Waiting for the hands to reach 10 o’clock on those crisp Thanksgiving mornings was a thrilling experience for members of the Fairfield County Hounds. They would gather on the Green across from the Congregational Church on Greenfield Hill in preparation for a day of fox hunting. Crowds arrived from all over the area to watch the start of the Hunt.
The Annual Thanksgiving Hunt began in 1924 by the Fairfield County Hounds, a name they still use today. They would release a live fox and at the sound of the Huntsman’s horn the hounds would take off. Gigi Haber, a former Master, said it is the hounds who hunt and track the fox. They are trained to pick up a scent and then “give tongue.” A hound never barks, he “opens,” “gives tongue,” or “speaks.” The particular yelp also tells the quality of the scent. The Huntsman then blows his horn to alert the other hounds and the riders.
Once the rest of hounds have arrived and picked up the scent, the chase is underway. It is then the hounds are excited, at their best and in full cry which is called “music.” They weave in and out of thickets, over meadows, cutting back, and sometimes losing the scent completely. When the scent is picked up anew the hounds are off until the fox “goes to ground,” meaning he has reached his hole or scurried up a tree.
The Masters of Foxhounds Association of America compares it to a “theatrical production with mother nature the conductor and the hounds in full cry, accompanied by the hunting horn, the orchestra. Man is the audience privileged to watch, as hounds and fox or coyote, the actors, unveil the plot with never ever the same act repeated twice.”
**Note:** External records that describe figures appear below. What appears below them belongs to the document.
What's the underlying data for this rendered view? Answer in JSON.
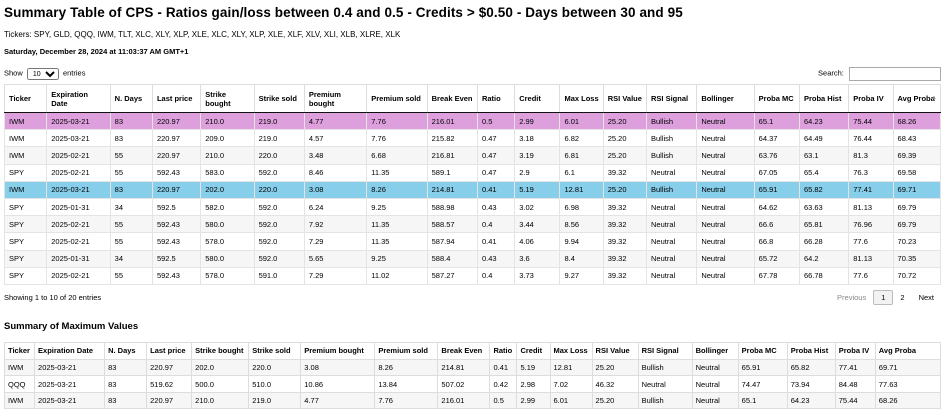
{
  "title": "Summary Table of CPS - Ratios gain/loss between 0.4 and 0.5 - Credits > $0.50 - Days between 30 and 95",
  "tickers_line": "Tickers: SPY, GLD, QQQ, IWM, TLT, XLC, XLY, XLP, XLE, XLC, XLY, XLP, XLE, XLF, XLV, XLI, XLB, XLRE, XLK",
  "timestamp": "Saturday, December 28, 2024 at 11:03:37 AM GMT+1",
  "controls": {
    "show_label": "Show",
    "show_value": "10",
    "entries_label": "entries",
    "search_label": "Search:",
    "search_value": ""
  },
  "main_table": {
    "headers": [
      "Ticker",
      "Expiration Date",
      "N. Days",
      "Last price",
      "Strike bought",
      "Strike sold",
      "Premium bought",
      "Premium sold",
      "Break Even",
      "Ratio",
      "Credit",
      "Max Loss",
      "RSI Value",
      "RSI Signal",
      "Bollinger",
      "Proba MC",
      "Proba Hist",
      "Proba IV",
      "Avg Proba"
    ],
    "rows": [
      [
        "IWM",
        "2025-03-21",
        "83",
        "220.97",
        "210.0",
        "219.0",
        "4.77",
        "7.76",
        "216.01",
        "0.5",
        "2.99",
        "6.01",
        "25.20",
        "Bullish",
        "Neutral",
        "65.1",
        "64.23",
        "75.44",
        "68.26"
      ],
      [
        "IWM",
        "2025-03-21",
        "83",
        "220.97",
        "209.0",
        "219.0",
        "4.57",
        "7.76",
        "215.82",
        "0.47",
        "3.18",
        "6.82",
        "25.20",
        "Bullish",
        "Neutral",
        "64.37",
        "64.49",
        "76.44",
        "68.43"
      ],
      [
        "IWM",
        "2025-02-21",
        "55",
        "220.97",
        "210.0",
        "220.0",
        "3.48",
        "6.68",
        "216.81",
        "0.47",
        "3.19",
        "6.81",
        "25.20",
        "Bullish",
        "Neutral",
        "63.76",
        "63.1",
        "81.3",
        "69.39"
      ],
      [
        "SPY",
        "2025-02-21",
        "55",
        "592.43",
        "583.0",
        "592.0",
        "8.46",
        "11.35",
        "589.1",
        "0.47",
        "2.9",
        "6.1",
        "39.32",
        "Neutral",
        "Neutral",
        "67.05",
        "65.4",
        "76.3",
        "69.58"
      ],
      [
        "IWM",
        "2025-03-21",
        "83",
        "220.97",
        "202.0",
        "220.0",
        "3.08",
        "8.26",
        "214.81",
        "0.41",
        "5.19",
        "12.81",
        "25.20",
        "Bullish",
        "Neutral",
        "65.91",
        "65.82",
        "77.41",
        "69.71"
      ],
      [
        "SPY",
        "2025-01-31",
        "34",
        "592.5",
        "582.0",
        "592.0",
        "6.24",
        "9.25",
        "588.98",
        "0.43",
        "3.02",
        "6.98",
        "39.32",
        "Neutral",
        "Neutral",
        "64.62",
        "63.63",
        "81.13",
        "69.79"
      ],
      [
        "SPY",
        "2025-02-21",
        "55",
        "592.43",
        "580.0",
        "592.0",
        "7.92",
        "11.35",
        "588.57",
        "0.4",
        "3.44",
        "8.56",
        "39.32",
        "Neutral",
        "Neutral",
        "66.6",
        "65.81",
        "76.96",
        "69.79"
      ],
      [
        "SPY",
        "2025-02-21",
        "55",
        "592.43",
        "578.0",
        "592.0",
        "7.29",
        "11.35",
        "587.94",
        "0.41",
        "4.06",
        "9.94",
        "39.32",
        "Neutral",
        "Neutral",
        "66.8",
        "66.28",
        "77.6",
        "70.23"
      ],
      [
        "SPY",
        "2025-01-31",
        "34",
        "592.5",
        "580.0",
        "592.0",
        "5.65",
        "9.25",
        "588.4",
        "0.43",
        "3.6",
        "8.4",
        "39.32",
        "Neutral",
        "Neutral",
        "65.72",
        "64.2",
        "81.13",
        "70.35"
      ],
      [
        "SPY",
        "2025-02-21",
        "55",
        "592.43",
        "578.0",
        "591.0",
        "7.29",
        "11.02",
        "587.27",
        "0.4",
        "3.73",
        "9.27",
        "39.32",
        "Neutral",
        "Neutral",
        "67.78",
        "66.78",
        "77.6",
        "70.72"
      ]
    ]
  },
  "footer": {
    "info": "Showing 1 to 10 of 20 entries",
    "prev": "Previous",
    "page1": "1",
    "page2": "2",
    "next": "Next"
  },
  "summary": {
    "title": "Summary of Maximum Values",
    "headers": [
      "Ticker",
      "Expiration Date",
      "N. Days",
      "Last price",
      "Strike bought",
      "Strike sold",
      "Premium bought",
      "Premium sold",
      "Break Even",
      "Ratio",
      "Credit",
      "Max Loss",
      "RSI Value",
      "RSI Signal",
      "Bollinger",
      "Proba MC",
      "Proba Hist",
      "Proba IV",
      "Avg Proba"
    ],
    "rows": [
      [
        "IWM",
        "2025-03-21",
        "83",
        "220.97",
        "202.0",
        "220.0",
        "3.08",
        "8.26",
        "214.81",
        "0.41",
        "5.19",
        "12.81",
        "25.20",
        "Bullish",
        "Neutral",
        "65.91",
        "65.82",
        "77.41",
        "69.71"
      ],
      [
        "QQQ",
        "2025-03-21",
        "83",
        "519.62",
        "500.0",
        "510.0",
        "10.86",
        "13.84",
        "507.02",
        "0.42",
        "2.98",
        "7.02",
        "46.32",
        "Neutral",
        "Neutral",
        "74.47",
        "73.94",
        "84.48",
        "77.63"
      ],
      [
        "IWM",
        "2025-03-21",
        "83",
        "220.97",
        "210.0",
        "219.0",
        "4.77",
        "7.76",
        "216.01",
        "0.5",
        "2.99",
        "6.01",
        "25.20",
        "Bullish",
        "Neutral",
        "65.1",
        "64.23",
        "75.44",
        "68.26"
      ]
    ]
  },
  "colors": {
    "selected_pink": "#dda0dd",
    "selected_blue": "#87ceeb"
  },
  "icons": {
    "sort_indicator": "sort-arrows-icon"
  }
}
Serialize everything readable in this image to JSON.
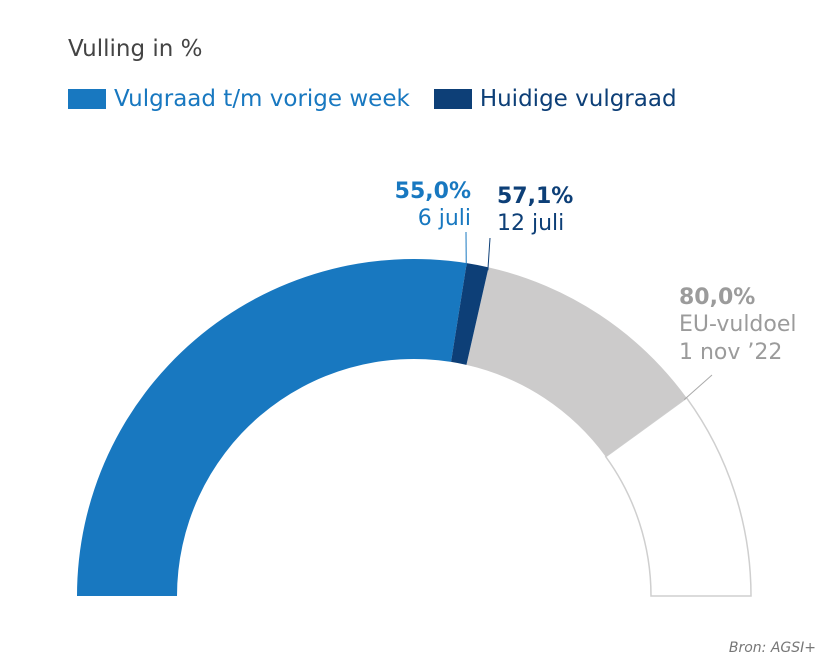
{
  "subtitle": "Vulling in %",
  "legend": [
    {
      "label": "Vulgraad t/m vorige week",
      "color": "#1878c0"
    },
    {
      "label": "Huidige vulgraad",
      "color": "#0d3f77"
    }
  ],
  "source": "Bron: AGSI+",
  "colors": {
    "previous": "#1878c0",
    "current": "#0d3f77",
    "target": "#cccbcb",
    "remainder": "#ffffff",
    "outline": "#cfcfcf"
  },
  "chart_data": {
    "type": "gauge",
    "ylim": [
      0,
      100
    ],
    "unit": "%",
    "segments": [
      {
        "name": "Vulgraad t/m vorige week",
        "value": 55.0
      },
      {
        "name": "Huidige vulgraad",
        "value": 57.1
      },
      {
        "name": "EU-vuldoel",
        "value": 80.0
      }
    ],
    "annotations": [
      {
        "value_label": "55,0%",
        "date_label": "6 juli"
      },
      {
        "value_label": "57,1%",
        "date_label": "12 juli"
      },
      {
        "value_label": "80,0%",
        "label": "EU-vuldoel",
        "date_label": "1 nov ’22"
      }
    ]
  }
}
By the mid 1930’s the Merritt Parkway was built, ending live fox hunting in Fairfield. The parkway had divided Greenfield Hill in half making it impossible for hounds or riders to have a large enough unpopulated area for a good chase. From then on the Thanksgiving Day Hunt was a “drag hunt,” with a scent laid by a person over a pre-determined route. Finally, toward the end of the 1970’s, the Fairfield County Hounds decided to discontinue the tradition due to the possibility of an accident, particularly to a child by a horse or one of the hounds. So ended the Annual Thanksgiving Day Hunt in Fairfield.
The Hunt moved to Newtown, and has moved northward into less built up areas and to places where landowners allow it to cross their large parcels. Today, the Fairfield County Hounds is in Bridgewater. The fox is only chased until he goes to ground. The fox is never killed. And the fox sometimes outfoxes the hounds. About a year after the formation of the Fairfield County Hounds, the Fairfield Country Hunt Club was founded as a separate organization by those who hunted.